Я огнем горел, горюя о родном отце своем,
Но из мглы меня исторгли слуги царские силком.
В честь мою назначен праздник был царицей и царем,
Далеко навстречу вышли, как родители, вдвоем.
 
 
Ими был, как сын, посажен я поближе к их местам,
И поведали, что надо мне защитой быть царям.
Попытался отдалиться, стал от робости упрям,
Но цари не отступились, Амирбаром стал я там.
 
 
Много лет прошло, о многом я забыл, судьбой гоним,
Труден мне рассказ подробный.

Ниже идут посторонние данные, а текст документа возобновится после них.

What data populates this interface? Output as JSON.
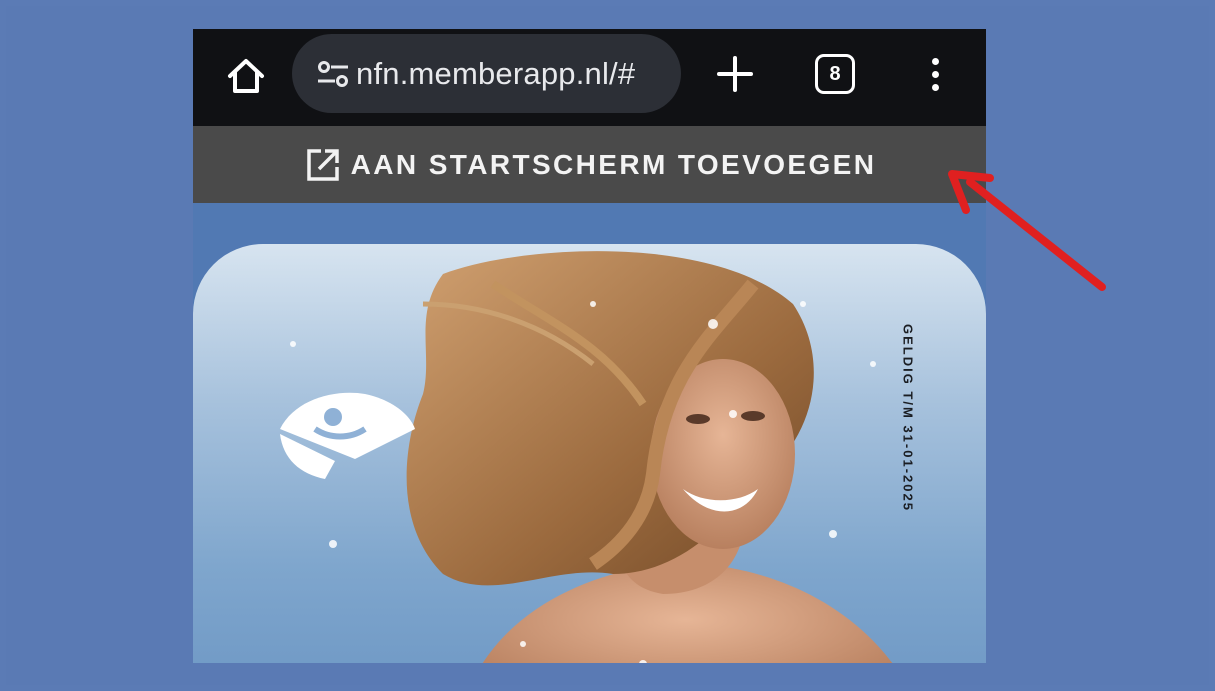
{
  "browser": {
    "url": "nfn.memberapp.nl/#",
    "tab_count": "8",
    "icons": [
      "home-icon",
      "site-settings-icon",
      "plus-icon",
      "tabs-icon",
      "more-vertical-icon"
    ]
  },
  "banner": {
    "label": "AAN STARTSCHERM TOEVOEGEN",
    "icon": "open-external-icon"
  },
  "card": {
    "validity": "GELDIG T/M 31-01-2025",
    "logo": "nfn-logo"
  },
  "annotation": {
    "arrow_color": "#e02020"
  },
  "colors": {
    "background": "#5b7bb5",
    "browser_bar": "#101114",
    "url_box": "#2c2f36",
    "banner": "#4a4a4a"
  }
}
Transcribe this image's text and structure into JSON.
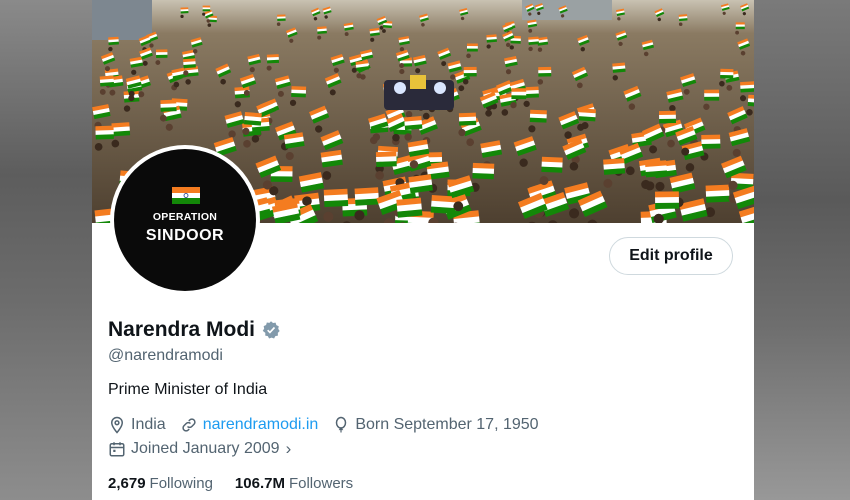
{
  "profile": {
    "name": "Narendra Modi",
    "handle": "@narendramodi",
    "bio": "Prime Minister of India",
    "location": "India",
    "website": "narendramodi.in",
    "birthday": "Born September 17, 1950",
    "joined": "Joined January 2009",
    "verified": true
  },
  "avatar": {
    "line1": "OPERATION",
    "line2": "SINDOOR"
  },
  "actions": {
    "edit_label": "Edit profile"
  },
  "stats": {
    "following_count": "2,679",
    "following_label": "Following",
    "followers_count": "106.7M",
    "followers_label": "Followers"
  },
  "colors": {
    "accent": "#1d9bf0",
    "verified": "#829aab",
    "saffron": "#f47c20",
    "green": "#138808"
  },
  "icons": {
    "location": "location-pin-icon",
    "website": "link-icon",
    "birthday": "balloon-icon",
    "joined": "calendar-icon",
    "verified": "verified-badge-icon",
    "chevron": "chevron-right-icon"
  }
}
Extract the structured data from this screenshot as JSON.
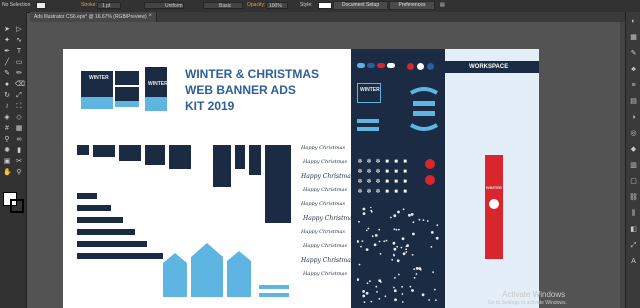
{
  "control_bar": {
    "selection": "No Selection",
    "stroke_label": "Stroke:",
    "stroke_weight": "1 pt",
    "profile": "Uniform",
    "brush": "Basic",
    "opacity_label": "Opacity:",
    "opacity_value": "100%",
    "style_label": "Style:",
    "document_setup": "Document Setup",
    "preferences": "Preferences"
  },
  "document_tab": {
    "title": "Ads Illustrator CS6.eps* @ 16.67% (RGB/Preview)",
    "close": "×"
  },
  "artboard": {
    "title_lines": [
      "WINTER & CHRISTMAS",
      "WEB BANNER ADS",
      "KIT 2019"
    ],
    "script_words": [
      "Happy Christmas",
      "Happy Christmas",
      "Happy Christmas",
      "Happy Christmas",
      "Happy Christmas",
      "Happy Christmas",
      "Happy Christmas",
      "Happy Christmas",
      "Happy Christmas",
      "Happy Christmas"
    ],
    "workspace_label": "WORKSPACE",
    "banner_word": "WINTER"
  },
  "watermark": {
    "line1": "Activate Windows",
    "line2": "Go to Settings to activate Windows."
  },
  "colors": {
    "navy": "#1c2b44",
    "sky": "#5fb5e2",
    "title_blue": "#2f5f96",
    "red": "#d8262d"
  },
  "icons": {
    "tools": [
      "selection-icon",
      "direct-selection-icon",
      "magic-wand-icon",
      "lasso-icon",
      "pen-icon",
      "type-icon",
      "line-icon",
      "rectangle-icon",
      "paintbrush-icon",
      "pencil-icon",
      "blob-brush-icon",
      "eraser-icon",
      "rotate-icon",
      "scale-icon",
      "width-icon",
      "free-transform-icon",
      "shape-builder-icon",
      "perspective-icon",
      "mesh-icon",
      "gradient-icon",
      "eyedropper-icon",
      "blend-icon",
      "symbol-sprayer-icon",
      "column-graph-icon",
      "artboard-icon",
      "slice-icon",
      "hand-icon",
      "zoom-icon"
    ],
    "right_panel": [
      "color-icon",
      "swatches-icon",
      "brushes-icon",
      "symbols-icon",
      "stroke-icon",
      "gradient-panel-icon",
      "transparency-icon",
      "appearance-icon",
      "graphic-styles-icon",
      "layers-icon",
      "artboards-icon",
      "links-icon",
      "align-icon",
      "pathfinder-icon",
      "transform-icon",
      "character-icon"
    ]
  }
}
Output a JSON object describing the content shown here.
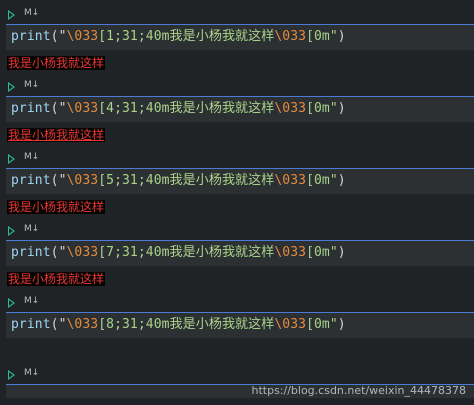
{
  "cells": [
    {
      "tag": "M↓",
      "code": {
        "fn": "print",
        "open": "(\"",
        "esc1": "\\033",
        "mid": "[1;31;40m我是小杨我就这样",
        "esc2": "\\033",
        "end": "[0m\"",
        "close": ")"
      },
      "output": "我是小杨我就这样"
    },
    {
      "tag": "M↓",
      "code": {
        "fn": "print",
        "open": "(\"",
        "esc1": "\\033",
        "mid": "[4;31;40m我是小杨我就这样",
        "esc2": "\\033",
        "end": "[0m\"",
        "close": ")"
      },
      "output": "我是小杨我就这样"
    },
    {
      "tag": "M↓",
      "code": {
        "fn": "print",
        "open": "(\"",
        "esc1": "\\033",
        "mid": "[5;31;40m我是小杨我就这样",
        "esc2": "\\033",
        "end": "[0m\"",
        "close": ")"
      },
      "output": "我是小杨我就这样"
    },
    {
      "tag": "M↓",
      "code": {
        "fn": "print",
        "open": "(\"",
        "esc1": "\\033",
        "mid": "[7;31;40m我是小杨我就这样",
        "esc2": "\\033",
        "end": "[0m\"",
        "close": ")"
      },
      "output": "我是小杨我就这样"
    },
    {
      "tag": "M↓",
      "code": {
        "fn": "print",
        "open": "(\"",
        "esc1": "\\033",
        "mid": "[8;31;40m我是小杨我就这样",
        "esc2": "\\033",
        "end": "[0m\"",
        "close": ")"
      },
      "output": ""
    },
    {
      "tag": "M↓"
    }
  ],
  "watermark": "https://blog.csdn.net/weixin_44478378",
  "colors": {
    "background": "#1f2326",
    "input_bg": "#2c3033",
    "cell_border": "#4b7bd6",
    "run_icon": "#2fb9a4",
    "output_red": "#e8352e",
    "string": "#a9d48a",
    "escape": "#e58a3e",
    "function": "#9fd7ee"
  }
}
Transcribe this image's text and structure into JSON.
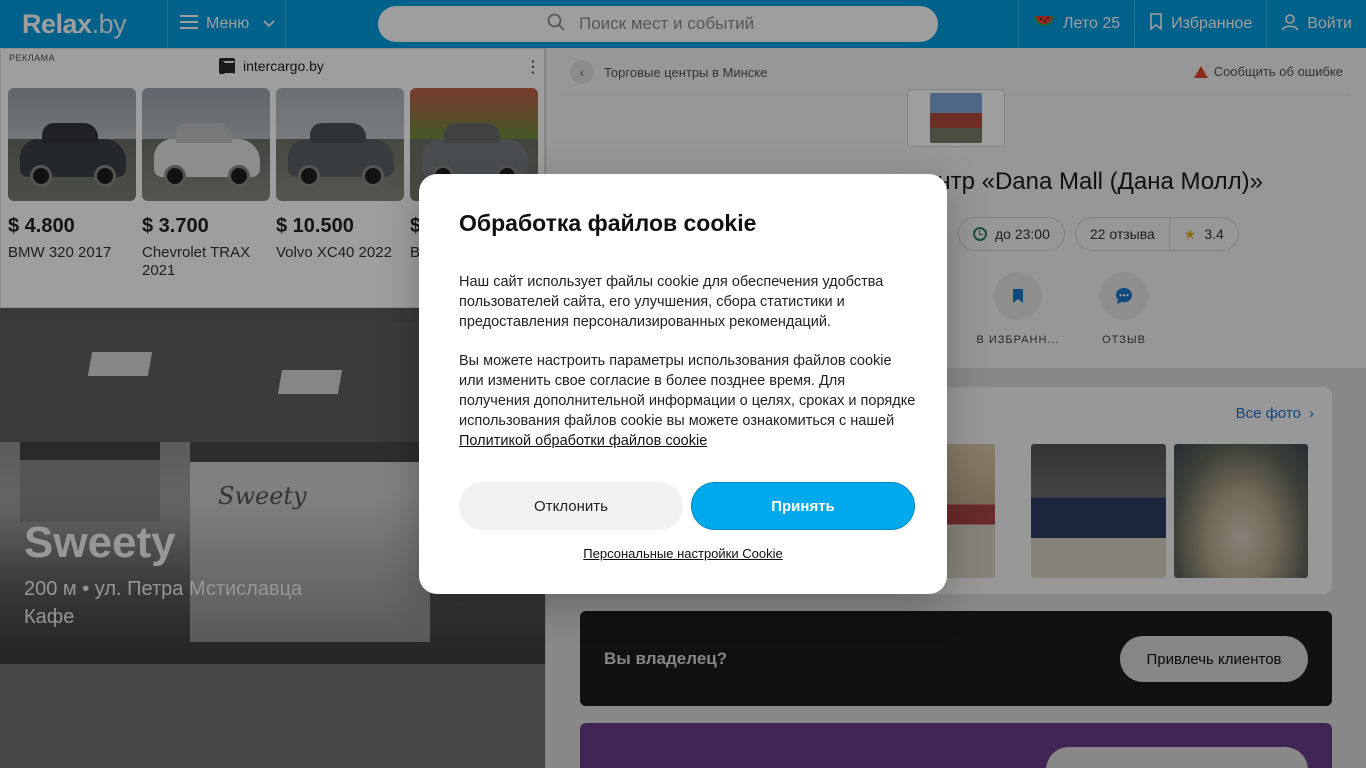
{
  "header": {
    "logo_main": "Relax",
    "logo_tld": ".by",
    "menu_label": "Меню",
    "search_placeholder": "Поиск мест и событий",
    "summer_label": "Лето 25",
    "favorites_label": "Избранное",
    "login_label": "Войти"
  },
  "ad": {
    "label": "РЕКЛАМА",
    "source": "intercargo.by",
    "cards": [
      {
        "price": "$ 4.800",
        "title": "BMW 320 2017",
        "color": "#3b4047"
      },
      {
        "price": "$ 3.700",
        "title": "Chevrolet TRAX 2021",
        "color": "#e4e4e4"
      },
      {
        "price": "$ 10.500",
        "title": "Volvo XC40 2022",
        "color": "#5b6166"
      },
      {
        "price": "$",
        "title": "B",
        "color": "#7a7e82"
      }
    ]
  },
  "promo": {
    "title": "Sweety",
    "subtitle": "200 м • ул. Петра Мстиславца",
    "category": "Кафе"
  },
  "place": {
    "breadcrumb": "Торговые центры в Минске",
    "report": "Сообщить об ошибке",
    "title_visible": "ентр «Dana Mall (Дана Молл)»",
    "hours": "до 23:00",
    "reviews": "22 отзыва",
    "rating": "3.4",
    "actions": [
      {
        "label": "В ИЗБРАНН..."
      },
      {
        "label": "ОТЗЫВ"
      }
    ],
    "all_photos": "Все фото",
    "owner_question": "Вы владелец?",
    "owner_button": "Привлечь клиентов"
  },
  "cookie": {
    "title": "Обработка файлов cookie",
    "paragraph1": "Наш сайт использует файлы cookie для обеспечения удобства пользователей сайта, его улучшения, сбора статистики и предоставления персонализированных рекомендаций.",
    "paragraph2": "Вы можете настроить параметры использования файлов cookie или изменить свое согласие в более позднее время. Для получения дополнительной информации о целях, сроках и порядке использования файлов cookie вы можете ознакомиться с нашей",
    "policy_link": "Политикой обработки файлов cookie",
    "decline": "Отклонить",
    "accept": "Принять",
    "settings": "Персональные настройки Cookie"
  },
  "colors": {
    "brand_blue": "#009de0",
    "accept_blue": "#00a8ec",
    "warning_red": "#e2472f"
  }
}
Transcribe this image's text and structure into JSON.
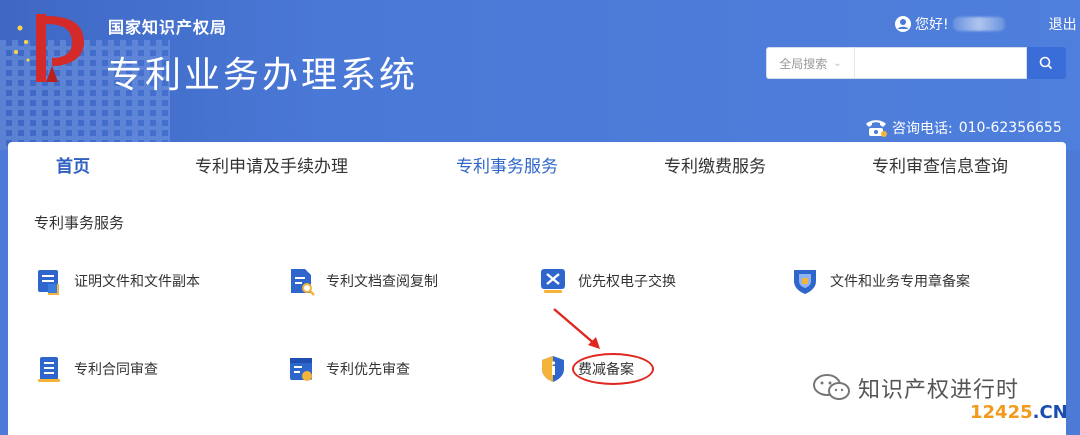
{
  "header": {
    "org_name": "国家知识产权局",
    "system_title": "专利业务办理系统",
    "greeting": "您好!",
    "logout": "退出",
    "search": {
      "scope": "全局搜索",
      "placeholder": "",
      "button_icon": "search-icon"
    },
    "phone_label": "咨询电话:",
    "phone_number": "010-62356655"
  },
  "nav": {
    "items": [
      {
        "label": "首页"
      },
      {
        "label": "专利申请及手续办理"
      },
      {
        "label": "专利事务服务"
      },
      {
        "label": "专利缴费服务"
      },
      {
        "label": "专利审查信息查询"
      }
    ],
    "active": "专利事务服务"
  },
  "section": {
    "title": "专利事务服务"
  },
  "services": [
    {
      "label": "证明文件和文件副本",
      "icon": "document-copy-icon"
    },
    {
      "label": "专利文档查阅复制",
      "icon": "document-search-icon"
    },
    {
      "label": "优先权电子交换",
      "icon": "exchange-icon"
    },
    {
      "label": "文件和业务专用章备案",
      "icon": "seal-shield-icon"
    },
    {
      "label": "专利合同审查",
      "icon": "contract-icon"
    },
    {
      "label": "专利优先审查",
      "icon": "priority-review-icon"
    },
    {
      "label": "费减备案",
      "icon": "fee-reduction-shield-icon"
    }
  ],
  "watermark": {
    "text": "知识产权进行时",
    "brand_number": "12425",
    "brand_suffix": ".CN"
  },
  "colors": {
    "header_blue": "#4a78d6",
    "accent_blue": "#2f66cc",
    "annotation_red": "#e0271f"
  }
}
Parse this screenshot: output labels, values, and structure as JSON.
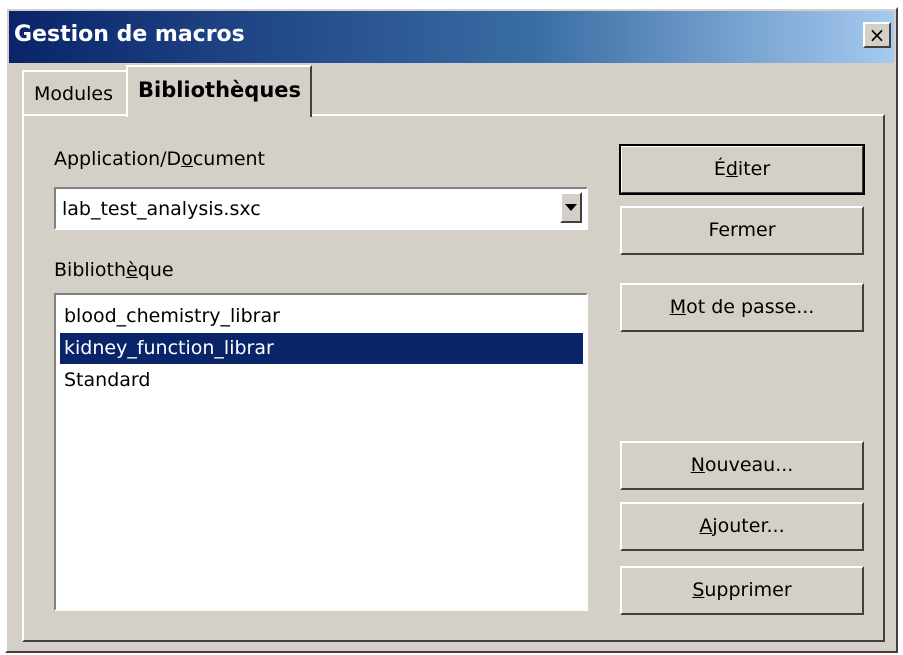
{
  "window": {
    "title": "Gestion de macros",
    "close_label": "×"
  },
  "tabs": [
    {
      "label": "Modules",
      "active": false
    },
    {
      "label": "Bibliothèques",
      "active": true
    }
  ],
  "fields": {
    "app_label_pre": "Application/D",
    "app_label_key": "o",
    "app_label_post": "cument",
    "app_value": "lab_test_analysis.sxc",
    "lib_label_pre": "Biblioth",
    "lib_label_key": "è",
    "lib_label_post": "que"
  },
  "libraries": [
    {
      "name": "blood_chemistry_librar",
      "selected": false
    },
    {
      "name": "kidney_function_librar",
      "selected": true
    },
    {
      "name": "Standard",
      "selected": false
    }
  ],
  "buttons": {
    "edit_pre": "É",
    "edit_key": "d",
    "edit_post": "iter",
    "close_label": "Fermer",
    "password_key": "M",
    "password_post": "ot de passe...",
    "new_key": "N",
    "new_post": "ouveau...",
    "add_key": "A",
    "add_post": "jouter...",
    "delete_key": "S",
    "delete_post": "upprimer"
  },
  "colors": {
    "titlebar_start": "#0a246a",
    "selection": "#0a246a",
    "face": "#d4d0c8"
  }
}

Витязь, верь словам моим!
Мир изменчивый и лживый в злых делах неутомим,
На меня упали искры, высекаемые им".
 

СКАЗ 6
ТАРИЭЛЯ РАССКАЗ О ТОМ, КАК ВПЕРВЫЕ ОН ПОЛЮБИЛ

 
После долгих воздыханий он рассказ продолжил свой:
"Помню я, с охоты доброй возвращались мы домой,
Царь сказал мне: "Дочь увидим", руку взял мою рукой.
Удивляюсь, что дышу я, вспоминая день былой.
 
 
Турачей велел властитель отнести в покой ее.
Дичь забрал я, отправляясь на сожжение свое;
Жизни долг платить я начал, стало грозным бытие.
Сердце каменное ранит лишь алмазное копье.
 
 
Краше радостного рая сад расцвел передо мной:
Птицы там сирен искусней пели в зелени густой,
Водоем многофонтанный брызгал розовой водой;
В башню вход был занавешен тяжкой тканью золотой.
 
 
Знал я, царь хотел царевну уберечь от всех очей,
Я остался пред завесой, он вошел в покои к ней;
Ничего не мог я видеть, слышал только шум речей,
Был приказ: у амирбара взять в подарок турачей.
 
 
Подняла Асмат завесу, заглянул я в то жилье,
И узрел ее, и в сердце мне ударило копье.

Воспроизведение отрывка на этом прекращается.